Greetings to all fellow citizens on World Environment Day. Let us all bow down to every element of our environment which is always vibrating. Little plants-large trees, tiny springs-big rivers, tiny pebbles-huge mountains. Insects and humans. Today is the day to bow to all and pay reverence for their generosity.

By the way, Environment Day is celebrated every year. Every year some rituals are performed. Concerns are expressed. There are discussions on the threat to the environment. The concern is that environmental issues are not being deeply linked to our civic culture. Be it climate change or issues of keeping rivers clean and alive or saving trees. Our connection should have been deep.

Years ago the great English nature lover poet William Wordsworth said that let nature be your teacher. Nature teaches us that human life can be happy in any case. Co-existence is one of the greatest lessons of nature. Tamarind never asks Mahua why you grew in front of me. The tree does not give any punishment to the woodpecker that pierces the thick trunk of the tree with its sharp beak.

Recently came across some excerpts from the book ‘The Hidden Life of Trees’ by German botanist and very talented author Peter Holbein. Now it has been proved that trees communicate with each other. They have no script. They transmit their messages to each other through smell. They are sad and they rejoice too. It has also been proved by research that trees that live among members of their species have a longer life.

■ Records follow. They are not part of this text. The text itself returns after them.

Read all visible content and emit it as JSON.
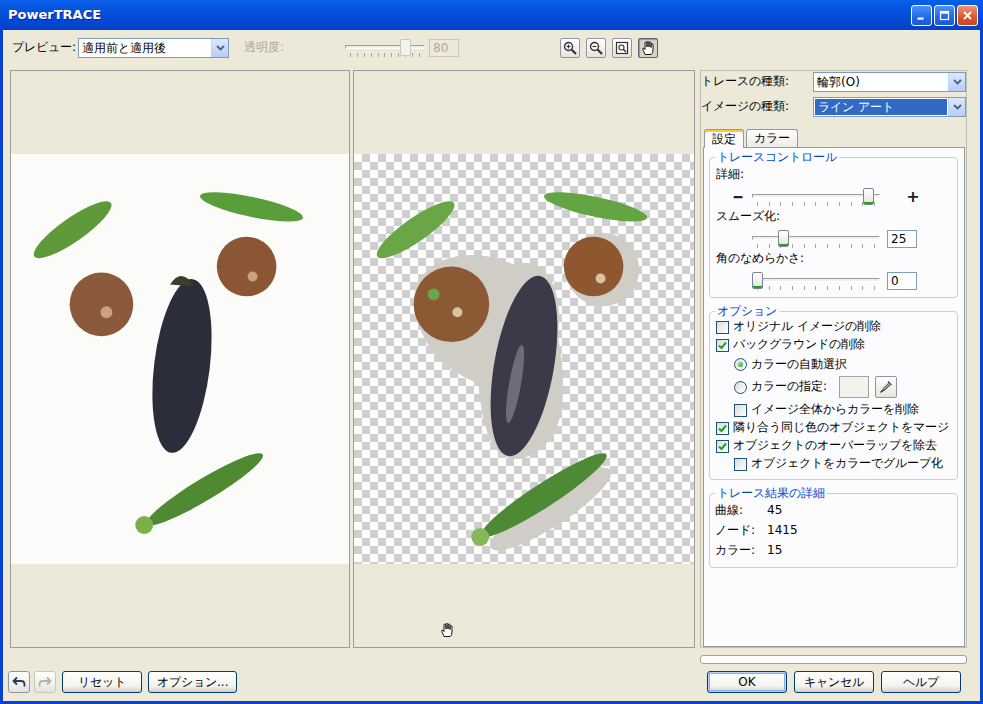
{
  "window": {
    "title": "PowerTRACE"
  },
  "toolbar": {
    "preview_label": "プレビュー:",
    "preview_mode": "適用前と適用後",
    "opacity_label": "透明度:",
    "opacity": {
      "disabled": true,
      "level": 0.8,
      "value": "80"
    }
  },
  "view_tools": [
    {
      "kind": "zoom-in",
      "selected": false
    },
    {
      "kind": "zoom-out",
      "selected": false
    },
    {
      "kind": "fit",
      "selected": false
    },
    {
      "kind": "pan",
      "selected": true
    }
  ],
  "trace_type": {
    "label": "トレースの種類:",
    "value": "輪郭(O)"
  },
  "image_type": {
    "label": "イメージの種類:",
    "value": "ライン アート",
    "focused": true
  },
  "tabs": [
    {
      "label": "設定",
      "selected": true
    },
    {
      "label": "カラー",
      "selected": false
    }
  ],
  "trace_control": {
    "title": "トレースコントロール",
    "sliders": [
      {
        "kind": "range",
        "label": "詳細:",
        "level": 0.95,
        "min_glyph": "━",
        "max_glyph": "+"
      },
      {
        "kind": "value",
        "label": "スムーズ化:",
        "level": 0.22,
        "value": "25"
      },
      {
        "kind": "value",
        "label": "角のなめらかさ:",
        "level": 0,
        "value": "0"
      }
    ]
  },
  "options": {
    "title": "オプション",
    "items": [
      {
        "kind": "checkbox",
        "label": "オリジナル イメージの削除",
        "checked": false
      },
      {
        "kind": "checkbox",
        "label": "バックグラウンドの削除",
        "checked": true
      },
      {
        "kind": "radio",
        "label": "カラーの自動選択",
        "selected": true
      },
      {
        "kind": "radio-pick",
        "label": "カラーの指定:",
        "selected": false
      },
      {
        "kind": "subcheck",
        "label": "イメージ全体からカラーを削除",
        "checked": false
      },
      {
        "kind": "checkbox",
        "label": "隣り合う同じ色のオブジェクトをマージ",
        "checked": true
      },
      {
        "kind": "checkbox",
        "label": "オブジェクトのオーバーラップを除去",
        "checked": true
      },
      {
        "kind": "subcheck",
        "label": "オブジェクトをカラーでグループ化",
        "checked": false
      }
    ]
  },
  "results": {
    "title": "トレース結果の詳細",
    "rows": [
      {
        "label": "曲線:",
        "value": "45"
      },
      {
        "label": "ノード:",
        "value": "1415"
      },
      {
        "label": "カラー:",
        "value": "15"
      }
    ]
  },
  "progress": {
    "level": 0
  },
  "history": [
    {
      "kind": "undo",
      "disabled": false
    },
    {
      "kind": "redo",
      "disabled": true
    }
  ],
  "left_buttons": [
    {
      "label": "リセット"
    },
    {
      "label": "オプション..."
    }
  ],
  "dialog_buttons": [
    {
      "label": "OK",
      "default": true
    },
    {
      "label": "キャンセル",
      "default": false
    },
    {
      "label": "ヘルプ",
      "default": false
    }
  ]
}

Every year the month of July comes and the people who pretend to save the environment assemble in large numbers. Photos of sapling plantations are published in the newspapers. As soon as the plantation time is over, no one asks in what condition the saplings that were planted are. They clearly escape their responsibility when there is the real task of protecting the saplings. Therefore, very few saplings survive out of the total number of those planted.

Planting of trees is considered auspicious in our Indian culture. Trees are revered in Indian worship system, because they are believed to be the abode of gods. Gautam Buddha’s message is that every human being should plant a sapling every five years.

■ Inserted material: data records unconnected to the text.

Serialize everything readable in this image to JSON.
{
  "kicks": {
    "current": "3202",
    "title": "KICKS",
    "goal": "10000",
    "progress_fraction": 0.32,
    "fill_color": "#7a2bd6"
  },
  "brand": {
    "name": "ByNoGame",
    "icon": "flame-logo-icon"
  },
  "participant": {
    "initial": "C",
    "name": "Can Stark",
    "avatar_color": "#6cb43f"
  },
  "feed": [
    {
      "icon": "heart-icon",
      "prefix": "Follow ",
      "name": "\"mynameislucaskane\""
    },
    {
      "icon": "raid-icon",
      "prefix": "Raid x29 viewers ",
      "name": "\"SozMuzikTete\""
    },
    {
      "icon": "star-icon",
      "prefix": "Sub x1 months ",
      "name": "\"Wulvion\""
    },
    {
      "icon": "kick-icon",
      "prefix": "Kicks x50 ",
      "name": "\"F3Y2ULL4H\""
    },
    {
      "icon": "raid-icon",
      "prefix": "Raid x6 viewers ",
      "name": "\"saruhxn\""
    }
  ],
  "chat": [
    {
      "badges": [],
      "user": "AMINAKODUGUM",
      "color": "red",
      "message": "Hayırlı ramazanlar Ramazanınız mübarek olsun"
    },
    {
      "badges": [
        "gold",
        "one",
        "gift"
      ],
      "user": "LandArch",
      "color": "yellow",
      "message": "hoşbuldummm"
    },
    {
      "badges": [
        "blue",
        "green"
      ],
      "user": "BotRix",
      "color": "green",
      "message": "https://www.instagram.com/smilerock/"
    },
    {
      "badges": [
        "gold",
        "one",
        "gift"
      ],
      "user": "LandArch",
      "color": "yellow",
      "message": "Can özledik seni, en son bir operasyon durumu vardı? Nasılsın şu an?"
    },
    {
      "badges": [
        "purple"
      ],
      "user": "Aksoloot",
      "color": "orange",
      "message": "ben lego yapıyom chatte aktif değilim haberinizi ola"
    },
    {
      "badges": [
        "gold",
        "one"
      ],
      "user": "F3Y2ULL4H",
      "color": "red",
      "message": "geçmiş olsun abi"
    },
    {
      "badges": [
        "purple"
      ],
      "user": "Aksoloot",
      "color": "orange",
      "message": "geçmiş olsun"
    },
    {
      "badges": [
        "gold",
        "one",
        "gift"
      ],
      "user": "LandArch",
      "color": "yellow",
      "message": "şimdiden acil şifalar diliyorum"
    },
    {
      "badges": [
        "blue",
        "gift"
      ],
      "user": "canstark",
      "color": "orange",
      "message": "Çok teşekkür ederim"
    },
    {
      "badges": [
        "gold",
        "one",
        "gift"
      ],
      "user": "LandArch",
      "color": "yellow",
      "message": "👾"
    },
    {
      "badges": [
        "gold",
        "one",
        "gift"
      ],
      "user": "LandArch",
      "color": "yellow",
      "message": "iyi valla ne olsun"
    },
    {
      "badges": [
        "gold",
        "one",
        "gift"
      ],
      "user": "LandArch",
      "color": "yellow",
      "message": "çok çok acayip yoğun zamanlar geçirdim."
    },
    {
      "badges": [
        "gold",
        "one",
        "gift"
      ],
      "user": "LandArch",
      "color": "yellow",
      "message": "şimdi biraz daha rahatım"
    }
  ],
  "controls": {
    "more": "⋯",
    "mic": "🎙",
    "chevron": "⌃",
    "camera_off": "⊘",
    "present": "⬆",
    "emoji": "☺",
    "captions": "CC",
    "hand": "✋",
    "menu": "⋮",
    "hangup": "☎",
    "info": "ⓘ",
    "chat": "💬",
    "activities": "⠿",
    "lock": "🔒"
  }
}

According to ‘Bharat Parashar Smriti’, a person who plants and nurtures Peepal, Neem, Banyan and Mango plants, gets a place in heaven. There is a mention of ‘Vrikshayurveda’ in Kautilya’s ‘Arthashastra’.

In the present times, public awareness towards the environment has definitely increased, but the metropolitan society has still not been able to establish an intimate relationship with the trees and plants. History shows that if there is a lack of emotional intensity in environmental conservation, then there is no result.

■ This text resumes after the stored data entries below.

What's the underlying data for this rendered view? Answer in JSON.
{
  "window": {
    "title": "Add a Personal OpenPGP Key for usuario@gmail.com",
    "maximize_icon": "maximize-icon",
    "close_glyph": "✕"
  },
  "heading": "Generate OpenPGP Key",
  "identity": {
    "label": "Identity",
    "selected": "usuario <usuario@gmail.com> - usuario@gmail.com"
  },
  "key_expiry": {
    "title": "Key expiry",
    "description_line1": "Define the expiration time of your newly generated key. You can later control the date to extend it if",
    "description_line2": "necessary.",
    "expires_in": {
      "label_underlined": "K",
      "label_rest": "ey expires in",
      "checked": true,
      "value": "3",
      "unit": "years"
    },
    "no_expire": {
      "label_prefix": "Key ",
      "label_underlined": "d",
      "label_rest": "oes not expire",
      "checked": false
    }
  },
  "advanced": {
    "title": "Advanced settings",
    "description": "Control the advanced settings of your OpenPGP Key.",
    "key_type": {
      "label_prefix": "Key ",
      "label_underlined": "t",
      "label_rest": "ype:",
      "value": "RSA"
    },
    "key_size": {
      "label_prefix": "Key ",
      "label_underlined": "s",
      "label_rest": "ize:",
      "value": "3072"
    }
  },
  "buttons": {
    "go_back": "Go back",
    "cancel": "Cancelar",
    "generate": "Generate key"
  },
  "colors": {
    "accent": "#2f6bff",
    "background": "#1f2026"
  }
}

Healthy environment is equally needed by all irrespective of political party or ideology. Without oxygen there would be no life.

To avoid destruction, the society will have to learn to live with trees while reviving the tradition of nature-worship.

It is necessary to explain to the new generation the concept of preparing new saplings of traditional trees like Neem, Amla, Peepal, Banyan, Mahua, Mango. The respect given to plants on the land of India is not seen anywhere else.

Western scholars, philosophers have also learned to respect nature from Indian scriptures and traditions. The famous American essayist and philosophical poet Sir Emerson told his disciple Henry David Thoreau that if you want to experience the supernatural vibrations and melody of nature, then learn to take refuge in it.

Trees have a blessed presence in all our religious and cultural rites. Trees are worshipped through many Indian rituals, fasts, festivals. Many fasts are observed in the name of trees like Vat Savitri Vrat, Kevada Teej, Sheetla Puja, Amla Ekadashi, Ashoka Pratipada, Aamra Pushp Bhakshan Vrat etc. It is described in ‘Manu Smriti’ that trees have consciousness and they also experience pain and bliss. If they die because of the irresponsible behaviour of the society, then the society should feel as much grief as it naturally happens on the death of a loved one.

There should also be a voluntary ritualistic act of planting saplings on the part of the society. For the future generation to be proud of their ancestors, a little sensitivity is expected from the present generation. Chief Minister Shivraj Singh Chouhan has taken a resolution with self-motivation to plant a sapling every day. This is a unique initiative to encourage his civic culture and inspire common citizens. If every citizen accepts the challenge of becoming a responsible and sensitive caretaker of a living tiny plant, then we will all be enriched with greenery. So take a pledge today to respect our environment wherever we live.